- Developer(s): FarBridge
- Publisher(s): Gearbox Software
- Platform(s): Meta Quest 2, Meta Quest 3
- Release: May 2, 2024
- Genre(s): Real-time strategy
- Mode(s): Single-player

= Homeworld: Vast Reaches =

Homeworld: Vast Reaches is a virtual reality real-time strategy game developed by FarBridge and published by Gearbox Software. It was released in 2024 on the Meta Quest 2 and Meta Quest 3, with plans to release it as a PC VR title later in the year. It is a part of the Homeworld series of games.

The game takes the mechanics used in the other Homeworld titles and adapts them for use in a VR game. The player controls units in "control groups," which allow for easier control in the VR setting. The plot takes place between the games Homeworld and Homeworld 2.

== Gameplay ==
Homeworld: Vast Reaches is a real-time strategy game set in space. Gameplay, as in most real-time strategy games, is focused on gathering resources, building military forces, and using them to destroy enemy forces and accomplish an objective. The game features only a single-player mode, as opposed to other Homeworld releases, which included multiplayer and skirmish modes. The campaign consists of a six to eight hour story-driven campaign broken up into 11 levels.

To adapt the Homeworld series to virtual reality, ships are managed by the player in "control groups," and the player builds units and manages each control group with virtual reality gestures and controls. The central ship of the player's fleet is the mothership, a large base which in previous Homeworld games was where ships were constructed and upgraded. Resources can be spent by the player on building new ships; unlike in previous Homeworld games, ships are no longer constructed inside of the mothership, appearing instead directly inside of control groups. Buildable ships come in a variety of types, which are discovered over the course of the game as the story progresses.

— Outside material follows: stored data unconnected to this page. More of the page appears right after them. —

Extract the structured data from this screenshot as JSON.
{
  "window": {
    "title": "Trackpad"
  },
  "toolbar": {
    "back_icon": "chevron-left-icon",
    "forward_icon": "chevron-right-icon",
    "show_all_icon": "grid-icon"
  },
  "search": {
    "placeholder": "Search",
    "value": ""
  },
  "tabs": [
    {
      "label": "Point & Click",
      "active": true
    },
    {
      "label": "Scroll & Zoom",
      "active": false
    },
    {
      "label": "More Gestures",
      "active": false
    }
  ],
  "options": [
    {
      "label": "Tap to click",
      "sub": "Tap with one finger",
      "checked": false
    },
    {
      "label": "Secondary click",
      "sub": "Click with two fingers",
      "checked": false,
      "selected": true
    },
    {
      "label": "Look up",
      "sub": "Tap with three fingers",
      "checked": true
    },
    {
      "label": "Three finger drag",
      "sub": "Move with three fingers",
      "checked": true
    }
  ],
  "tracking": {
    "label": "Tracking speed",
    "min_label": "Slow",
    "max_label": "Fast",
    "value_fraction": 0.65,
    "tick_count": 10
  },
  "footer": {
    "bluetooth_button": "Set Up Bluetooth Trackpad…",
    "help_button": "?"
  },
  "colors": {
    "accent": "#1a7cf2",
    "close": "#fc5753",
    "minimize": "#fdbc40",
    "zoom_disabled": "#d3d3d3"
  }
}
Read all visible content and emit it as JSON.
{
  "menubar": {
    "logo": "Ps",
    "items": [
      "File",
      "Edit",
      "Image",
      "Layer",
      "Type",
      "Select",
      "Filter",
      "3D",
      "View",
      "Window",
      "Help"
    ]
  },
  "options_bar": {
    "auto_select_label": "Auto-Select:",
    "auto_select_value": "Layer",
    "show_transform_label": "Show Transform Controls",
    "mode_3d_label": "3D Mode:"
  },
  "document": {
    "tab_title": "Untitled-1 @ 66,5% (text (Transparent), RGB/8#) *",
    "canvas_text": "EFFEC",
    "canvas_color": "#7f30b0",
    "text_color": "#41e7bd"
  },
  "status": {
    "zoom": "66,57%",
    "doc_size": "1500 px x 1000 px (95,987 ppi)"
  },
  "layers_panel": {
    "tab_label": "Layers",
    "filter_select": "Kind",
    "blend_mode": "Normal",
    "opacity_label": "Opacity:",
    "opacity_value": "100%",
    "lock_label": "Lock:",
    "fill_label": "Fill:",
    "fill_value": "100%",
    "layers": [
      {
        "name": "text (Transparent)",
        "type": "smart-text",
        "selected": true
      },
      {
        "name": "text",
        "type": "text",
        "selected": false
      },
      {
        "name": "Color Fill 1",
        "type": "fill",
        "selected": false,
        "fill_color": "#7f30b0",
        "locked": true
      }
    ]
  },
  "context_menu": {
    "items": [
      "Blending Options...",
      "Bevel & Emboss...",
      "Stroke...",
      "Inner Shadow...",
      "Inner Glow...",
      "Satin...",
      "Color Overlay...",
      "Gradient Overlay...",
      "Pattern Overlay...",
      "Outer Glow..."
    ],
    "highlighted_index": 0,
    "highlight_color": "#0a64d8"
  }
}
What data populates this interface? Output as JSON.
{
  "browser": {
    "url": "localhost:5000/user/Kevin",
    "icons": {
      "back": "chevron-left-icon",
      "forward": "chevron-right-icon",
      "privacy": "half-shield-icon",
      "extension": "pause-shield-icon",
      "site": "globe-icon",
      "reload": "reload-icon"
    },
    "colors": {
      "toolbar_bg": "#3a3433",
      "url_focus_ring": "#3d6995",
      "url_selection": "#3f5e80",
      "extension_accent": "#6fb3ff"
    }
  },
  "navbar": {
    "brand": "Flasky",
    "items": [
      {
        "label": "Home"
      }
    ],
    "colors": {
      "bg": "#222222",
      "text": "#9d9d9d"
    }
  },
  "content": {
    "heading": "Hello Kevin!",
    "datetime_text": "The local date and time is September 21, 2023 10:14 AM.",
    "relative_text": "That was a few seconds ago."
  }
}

The Quest gives the option to play the game in mixed-reality mode – the Quest's outer cameras will place the game's ships inside of the player's room around them. The Quest 3 uses its color cameras while the Quest 2 only supports a black-and-white mixed-reality mode. Camera controls use a combination of gestures, the player's vision, and the Quest controller triggers to allow the player a wide freedom of movement.

=== Plot ===
The game's plot takes place between Homeworld and Homeworld 2, when the Fleet Command Karan S’jet has disconnected from the mothership. Because of this, a new and more aggressive Fleet Command, Tyrra Soban, takes over as Karan teaches her how to manage the fleet. The fleet fends off a new enemy, which IGNs Dan Stapleton described as a faction of "techno-fetishist bureaucrats [...] that are easy to hate."

== Development ==
Developer FarBridge is based in Austin, Texas. The development team built Vast Reaches for VR from the beginning, focusing on the challenges of creating the controls for a VR Homeworld game as one of their top priorities. The release of Vast Reaches was announced on April 23, 2024, on social media, with its Meta Quest release date confirmed for May 2, 2024 and a PC VR release date later in the year.

== Reception ==
IGN's Dan Stapleton gave Vast Reaches a mixed review, calling it "an unsatisfying lite" version of Homeworld. Stapleton noted that although the game captured the series's look and feel well, but that the simplified controls in VR were "underwhelming" and that it takes away some of the details that made Homeworld memorable. In a more positive note, Tomas Franzese of Digital Trends pushed back on Stapleton's criticism of the game's easier difficulty, noting that it allowed Vast Reaches to be a good starting place for people new to the series.